Where Bloggers Create 2014

Where Bloggers Create

Today I'm joining the very talented Karen at My Desert Cottage for her 6th Annual Where Bloggers Create blog party.  This is my first time at Where Bloggers Create, so I'm pretty excited.  

My current creative space is the second bedroom of an apartment where we are living until our permanent home is built.  (We are in the design/bidding phase right now.)



I feel very blessed to work in this large, bright room.  In the middle of the room is a vintage dining table that I bought for $50 at a local shop.  The veneer top was pretty beat up when I found it, but the rest of the table was in great shape and sturdy.  After some work on the top, white paint and a little distressing, it now functions very well as a multi-purpose table.  My portable sewing machine is easily removed to make room for fabric cutting or crafting.  

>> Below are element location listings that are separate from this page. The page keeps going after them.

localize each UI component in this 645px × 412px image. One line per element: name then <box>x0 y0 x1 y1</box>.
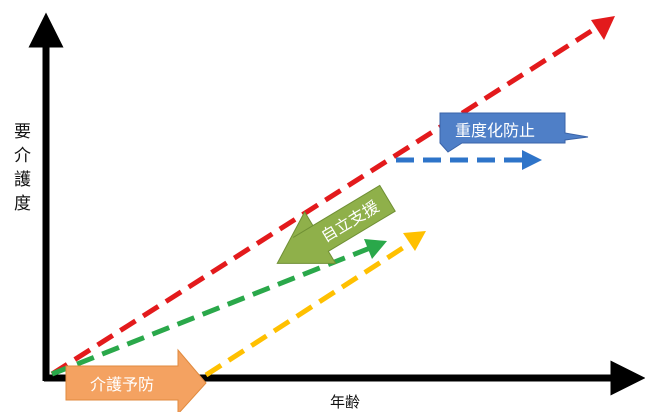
severity-callout-label: 重度化防止 <box>455 121 535 140</box>
y-axis-label-char: 要 <box>14 122 31 142</box>
independence-callout: 自立支援 <box>276 184 396 264</box>
green-trend-arrow <box>51 239 387 377</box>
prevention-callout-label: 介護予防 <box>90 375 154 394</box>
x-axis-label: 年齢 <box>330 393 360 411</box>
red-trend-line <box>50 25 598 377</box>
y-axis-label: 要 介 護 度 <box>14 122 36 214</box>
y-axis-label-char: 護 <box>14 170 31 190</box>
green-trend-arrowhead <box>364 239 387 259</box>
prevention-callout: 介護予防 <box>65 348 207 412</box>
yellow-trend-line <box>204 239 414 378</box>
y-axis-label-char: 度 <box>14 194 31 214</box>
blue-trend-arrow <box>396 150 542 170</box>
severity-callout: 重度化防止 <box>439 112 589 153</box>
severity-callout-shape <box>439 112 589 153</box>
blue-trend-arrowhead <box>522 150 542 170</box>
red-trend-arrowhead <box>591 16 615 40</box>
prevention-callout-shape <box>65 348 207 412</box>
yellow-trend-arrow <box>204 231 426 378</box>
yellow-trend-arrowhead <box>403 231 426 251</box>
green-trend-line <box>51 245 371 377</box>
y-axis-label-char: 介 <box>14 146 31 166</box>
red-trend-arrow <box>50 16 615 377</box>
independence-callout-shape <box>276 184 396 264</box>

Currently I'm using the table to work on our new home's interior design.  It's a great place to spread out.





The other work surface in my room is a drop leaf vintage table. Here I write, blog and do the usual computer-related work.  It's a very eclectic space.





From here I have a view of the beautiful mountains and a funky old wagon which appears in the photo as a silhouette.





In front of the window is a deep ledge.  Here I display cobalt blue bottles and jars.  I like the way the light plays on them throughout the day.





Farther down on the ledge I've made room for family photos.  This chippy upside down harp mirror frame is one of my very favorite vintage pieces.  I dug it out of an antique warehouse, way in the back of the building, just as it is.  All I did was remove the cobwebs and dirt. 





The ledge also serves as a place for my CD stereo player and craft/sewing organization.






All my containers have been purchased at thrift shops and yard sales.   





I found the little jar of old buttons for 25 cents.  Vintage tins contain sewing supplies, and the little patriotic basket holds fabric scraps.  I rarely throw away any scraps; seems I always find a use for even the tiniest pieces.




My husband is a professional artist, so I never lack beautiful artwork for my walls.








This is a print of a painting he did in San Jan Capistrano.  The original painting was sold.




An old glass front cupboard found at a yard sale keeps my books at hand.





I painted the outside, and left some wallpaper layers on the inside for fun.  



Another glass front piece is home to my quilting fabric and other necessities.





A few vintage pretties rest on top.




Wire cubes house baskets filled with odds and ends, home design binders and CD albums.






Other goods are stored in two vintage suitcases and a woven box with leather lid and handles.

So, there you have it. . .this is where I create.  I hope next year I'll be giving you a tour of my creative space in our new home.

Thanks for stopping by, and do check out the other fabulous creative spaces at Karen's blog. You'll be so inspired.